Gene silencing by small interfering RNA (siRNA) was performed using Lipofectamine RNAiMAX (Invitrogen). Diluted siRNA and diluted Lipofectamine^® RNAiMAX Reagent were prepared separately and incubated for 5 minutes at room temperature. Specifically, 2.5 μL of 10 μM ON-TARGETplus Non-targeting Control Pool or Human HSPD1 siRNA (Dharmacon) was added to 250 μL of optiMEM media. On the other hand, 5 μL of Lipofectamine^® RNAiMAX Reagent was diluted in 250 μL of optiMEM media. The diluted siRNA and Lipofectamine^® RNAiMAX Reagent were mixed and incubated for 15 minutes at room temperature before dropwise addition into cells at a final concentration of 10 nM siRNA. Cells were collected 24, 48, and 72 hours after transfection by trypsinization and lysed in RIPA buffer (Sigma-Aldrich) containing Protease inhibitor cocktail (Roche) for western blot analysis.

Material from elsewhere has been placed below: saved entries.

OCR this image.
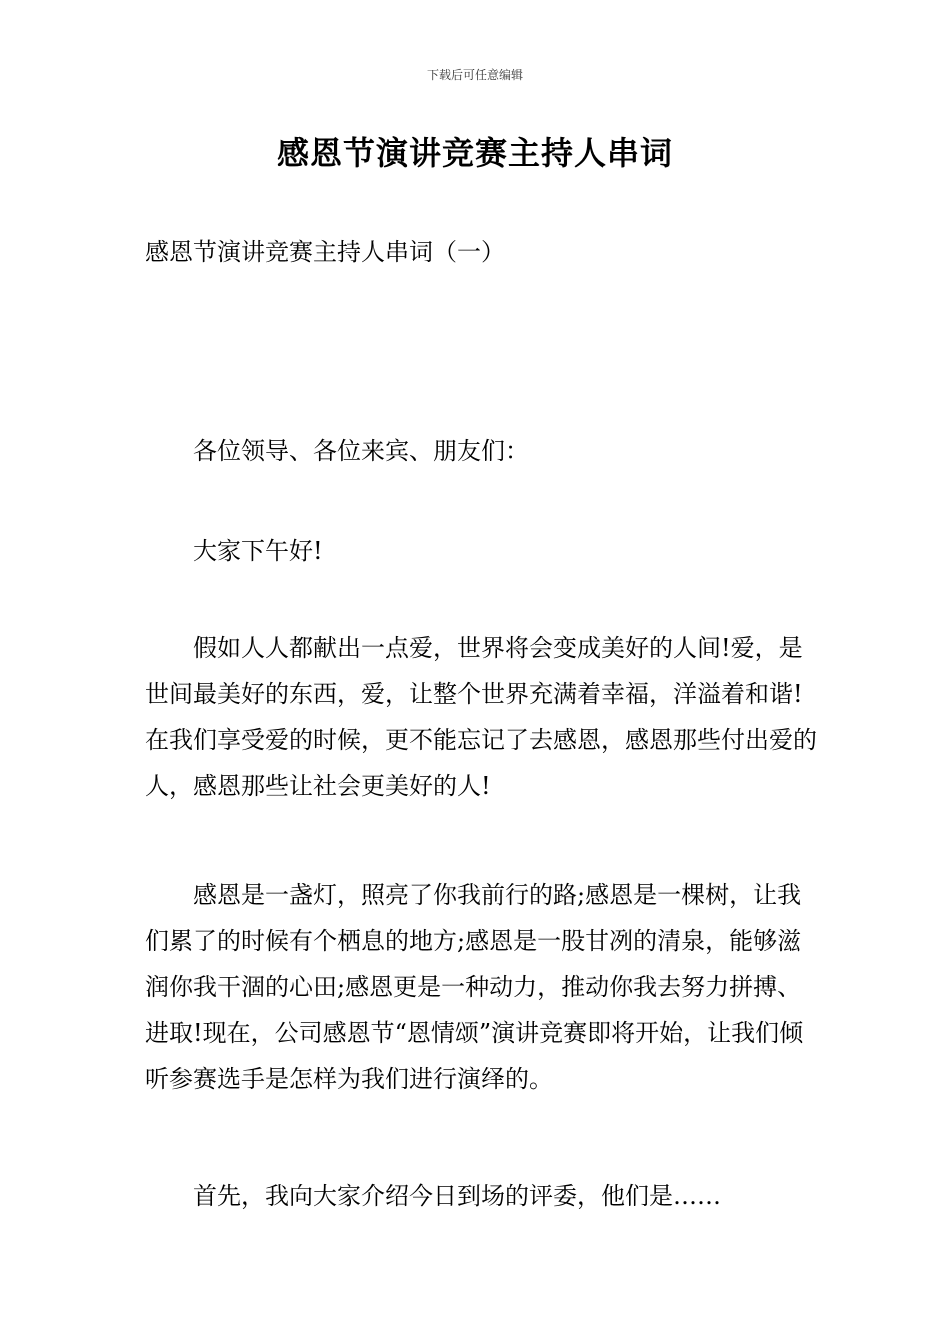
下载后可任意编辑
感恩节演讲竞赛主持人串词
感恩节演讲竞赛主持人串词（一）

各位领导、各位来宾、朋友们：

大家下午好!

假如人人都献出一点爱，世界将会变成美好的人间!爱，是世间最美好的东西，爱，让整个世界充满着幸福，洋溢着和谐!在我们享受爱的时候，更不能忘记了去感恩，感恩那些付出爱的人，感恩那些让社会更美好的人!

感恩是一盏灯，照亮了你我前行的路;感恩是一棵树，让我们累了的时候有个栖息的地方;感恩是一股甘冽的清泉，能够滋润你我干涸的心田;感恩更是一种动力，推动你我去努力拼搏、进取!现在，公司感恩节“恩情颂”演讲竞赛即将开始，让我们倾听参赛选手是怎样为我们进行演绎的。

首先，我向大家介绍今日到场的评委，他们是……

Deuterium oxide (D₂O) labeling

The experiments were performed as previously described ⁶⁹ with modifications. Briefly, labeling was performed in media with 10% D2O over a 6-hour course. Cells were collected hourly after 2 hours of labeling. Cytosolic, mitochondrial, and nuclear fractions were isolated from cells using differential centrifugation to prepare cytosolic protein, mitochondrial protein, and DNA. The incorporation of deuterium into alanine and deoxyribose was analyzed by GC-MS to calculate the fractional synthesis of protein and DNA. See details of experimental procedure and data analysis in the supplemental information.

Western blot

Cells were lysed with RIPA buffer (Sigma-Aldrich) containing protease inhibitor cocktail (Roche). Proteins were separated by 4 –12% NuPAGE Bis-Tris protein gels (ThermoFisher) and transferred onto 0.45 μm nitrocellulose blotting membrane. Membranes were blocked with 3% nonfat milk for 3 hours and incubated with primary antibodies overnight in 3% nonfat milk, followed by a 2-hour incubation with secondary antibodies. Proteins were visualized using Clarity Western ECL Substrate (Bio-Rad) and imaged by iBright CL1500 Imaging System (ThermoFisher). Signals were quantified using the iBright Analysis Software.

PrestoBlue assay

Cell proliferation and viability were measured using PrestoBlue^™ Cell Viability Reagents according to the manufacturer’s instructions. In brief, cells were incubated with the Prestoblue reagent (ThermoFisher) for 30 minutes. Fluorescent signals were detected by FLUOstar Omega (BMG Labtech) with excitation and emission wavelengths at 544 and 590 nm, respectively.

Data and Code Availability

The sequencing data, proteomics data, and the code for CRISPR screen analysis will be uploaded to GEO, PRIDE, and GitHub, respectively, and made public upon publication.